Навстречу нам шел полковник Джейкс.
— Вам здесь нравится? — обратился он ко мне.
— А черт его знает! Без работы здесь можно сойти с ума.
— У нас хороший бар. Бесплатный. Самообслуживание.
— Это я уже знаю.
Пока мы так беседовали, Боб медленно брел к зданию. Видимо, ему не очень нравилось разговаривать с военными. Что же касается меня, то мне было все равно. Все они, в хаки, порядочные болваны.
— Кто этот парень? — спросил полковник, кивнув на Боба.
— Это Боб Вигнер, наш математик.
— А-а, — протянул Джейкс. — Без них теперь ни на шаг.
— Вот именно. Так когда же мы начнем горячую работу?
— А куда вам торопиться? Деньги идут, и хорошо.
— Не очень, — сказал я и поплелся в бар. В баре сидели Джордж Крамм, Самуил Финн и брюнетка, кажется, по фамилии Чикони.
— Салют, Вильям! А где твой полосатый приятель? — спросил Финн.
— Наверное, пошел спать. Ему здесь не очень нравится.
— Не выношу парней с такой пятнистой рожей, как у него! — не отрывая ярко накрашенных губ от стакана, сказала брюнетка.

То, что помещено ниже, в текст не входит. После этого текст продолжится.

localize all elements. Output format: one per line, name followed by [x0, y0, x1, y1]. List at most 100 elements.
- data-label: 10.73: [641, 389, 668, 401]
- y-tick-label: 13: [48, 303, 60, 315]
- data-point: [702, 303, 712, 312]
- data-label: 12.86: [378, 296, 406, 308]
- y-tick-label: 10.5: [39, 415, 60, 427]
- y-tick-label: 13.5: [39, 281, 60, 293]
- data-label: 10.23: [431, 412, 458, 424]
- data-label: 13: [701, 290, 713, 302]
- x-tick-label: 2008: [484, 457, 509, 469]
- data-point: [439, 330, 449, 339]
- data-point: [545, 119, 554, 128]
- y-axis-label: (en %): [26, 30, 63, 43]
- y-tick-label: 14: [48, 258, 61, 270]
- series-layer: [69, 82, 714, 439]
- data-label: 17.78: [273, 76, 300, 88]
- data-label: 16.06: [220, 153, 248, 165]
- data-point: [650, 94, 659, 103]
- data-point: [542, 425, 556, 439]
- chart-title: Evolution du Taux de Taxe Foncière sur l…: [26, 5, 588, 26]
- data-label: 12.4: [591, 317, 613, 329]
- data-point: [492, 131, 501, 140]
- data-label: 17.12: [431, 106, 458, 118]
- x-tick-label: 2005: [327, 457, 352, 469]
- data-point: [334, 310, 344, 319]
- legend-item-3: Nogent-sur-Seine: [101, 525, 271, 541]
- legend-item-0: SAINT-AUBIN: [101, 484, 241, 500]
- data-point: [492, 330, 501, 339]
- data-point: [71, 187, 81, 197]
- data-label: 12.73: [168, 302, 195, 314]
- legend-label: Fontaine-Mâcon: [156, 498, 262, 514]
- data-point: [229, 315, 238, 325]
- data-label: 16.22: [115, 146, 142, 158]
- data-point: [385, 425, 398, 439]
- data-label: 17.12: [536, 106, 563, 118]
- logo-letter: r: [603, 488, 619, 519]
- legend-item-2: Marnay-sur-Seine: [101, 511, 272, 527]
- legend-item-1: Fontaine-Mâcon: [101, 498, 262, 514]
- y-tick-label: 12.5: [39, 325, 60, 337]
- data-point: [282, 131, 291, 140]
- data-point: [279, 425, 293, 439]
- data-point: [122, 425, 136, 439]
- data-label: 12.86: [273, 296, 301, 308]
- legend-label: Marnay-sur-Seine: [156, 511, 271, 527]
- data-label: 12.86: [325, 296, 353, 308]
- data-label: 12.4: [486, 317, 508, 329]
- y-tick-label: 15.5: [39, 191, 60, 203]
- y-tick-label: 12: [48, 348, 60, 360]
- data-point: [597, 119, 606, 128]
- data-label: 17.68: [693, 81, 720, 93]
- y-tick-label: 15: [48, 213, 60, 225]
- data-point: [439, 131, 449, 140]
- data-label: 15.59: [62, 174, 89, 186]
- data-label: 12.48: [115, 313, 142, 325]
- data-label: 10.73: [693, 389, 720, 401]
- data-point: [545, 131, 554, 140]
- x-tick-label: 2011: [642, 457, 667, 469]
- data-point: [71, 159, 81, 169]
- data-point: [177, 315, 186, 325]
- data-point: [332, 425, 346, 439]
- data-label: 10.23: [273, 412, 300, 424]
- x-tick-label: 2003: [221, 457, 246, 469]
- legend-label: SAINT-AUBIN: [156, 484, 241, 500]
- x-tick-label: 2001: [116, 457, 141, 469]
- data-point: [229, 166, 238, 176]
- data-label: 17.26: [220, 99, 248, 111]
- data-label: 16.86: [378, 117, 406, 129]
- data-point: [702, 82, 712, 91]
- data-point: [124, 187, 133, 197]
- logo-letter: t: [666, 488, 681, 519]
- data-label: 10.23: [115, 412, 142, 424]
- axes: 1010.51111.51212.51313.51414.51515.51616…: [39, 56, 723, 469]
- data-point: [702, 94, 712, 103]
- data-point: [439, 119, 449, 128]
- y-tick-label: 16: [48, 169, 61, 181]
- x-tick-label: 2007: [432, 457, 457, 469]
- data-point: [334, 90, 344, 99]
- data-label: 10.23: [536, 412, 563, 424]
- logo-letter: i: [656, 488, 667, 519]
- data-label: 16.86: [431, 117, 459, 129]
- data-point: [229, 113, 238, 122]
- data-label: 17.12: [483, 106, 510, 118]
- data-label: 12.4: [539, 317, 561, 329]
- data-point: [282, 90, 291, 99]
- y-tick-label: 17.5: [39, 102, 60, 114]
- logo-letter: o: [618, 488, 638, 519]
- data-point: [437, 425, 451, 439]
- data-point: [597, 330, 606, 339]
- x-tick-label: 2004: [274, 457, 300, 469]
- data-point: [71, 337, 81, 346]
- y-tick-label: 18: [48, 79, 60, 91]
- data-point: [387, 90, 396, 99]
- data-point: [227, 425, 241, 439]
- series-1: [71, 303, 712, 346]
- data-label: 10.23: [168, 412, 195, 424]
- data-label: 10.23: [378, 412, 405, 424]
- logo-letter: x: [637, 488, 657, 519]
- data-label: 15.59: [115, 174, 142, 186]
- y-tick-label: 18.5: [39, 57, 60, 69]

— Кстати, кто вы такая? — спросил я.
— А вы?
Терпеть не могу наглых девиц. А эта была прямо-таки наглейшая из всех, кого я когда-либо знал. Она обладала физиономией с кинорекламы, красивыми ногами и хорошей фигурой. Ее стакан был испачкан в губной помаде. Мне стало противно, и я налил себе джина пополам с лимонным соком.
— Вильям, она у нас единственная дама, — заметил Джордж.
— Лучше бы ее совсем не было, — буркнул я.
Мне стало обидно за Боба. Какое дело этой девице до его лица? Хотел бы я поглядеть, как бы она себя вела, если бы у нее вдруг возникло какое-нибудь нарушение обмена веществ!
Несколько минут мы пили молча. Затем снова заговорил Самуил Финн.
— Может случиться, что мы здесь попусту тратим время. По радио передавали, что испытания скоро запретят. Всем атомным делам крышка.
— Чепуха! — уверенно произнесла Чикони. — Правительство на это никогда не пойдет. Пропагандистская шумиха.
— Вы, случайно, не помощник государственного секретаря? — спросил я.
— Нет. Я его двоюродная племянница. А вы не из комиссии по расследованию?
Я возмущенно фыркнул и отвернулся.
— Если прекратят испытания, нам делать здесь будет нечего, — продолжал Финн. — Самое большее, на что мы можем в таком случае рассчитывать, это на сумму денег, необходимую для обратного проезда, плюс суточные.
Видимо, Финна очень волновала денежная проблема. А мне было наплевать. Не здесь, так в другом месте я мог найти работу по своей специальности. Почему-то я опять обиделся за Боба. Прямо-таки возненавидел брюнетку.
После второго стакана джина я сказал:
— К таким делам баб допускать нельзя.
Она бросила на меня презрительный взгляд и вышла из бара.
Крамм и Финн расхохотались.
— Чего ты к ней привязался? Она доктор.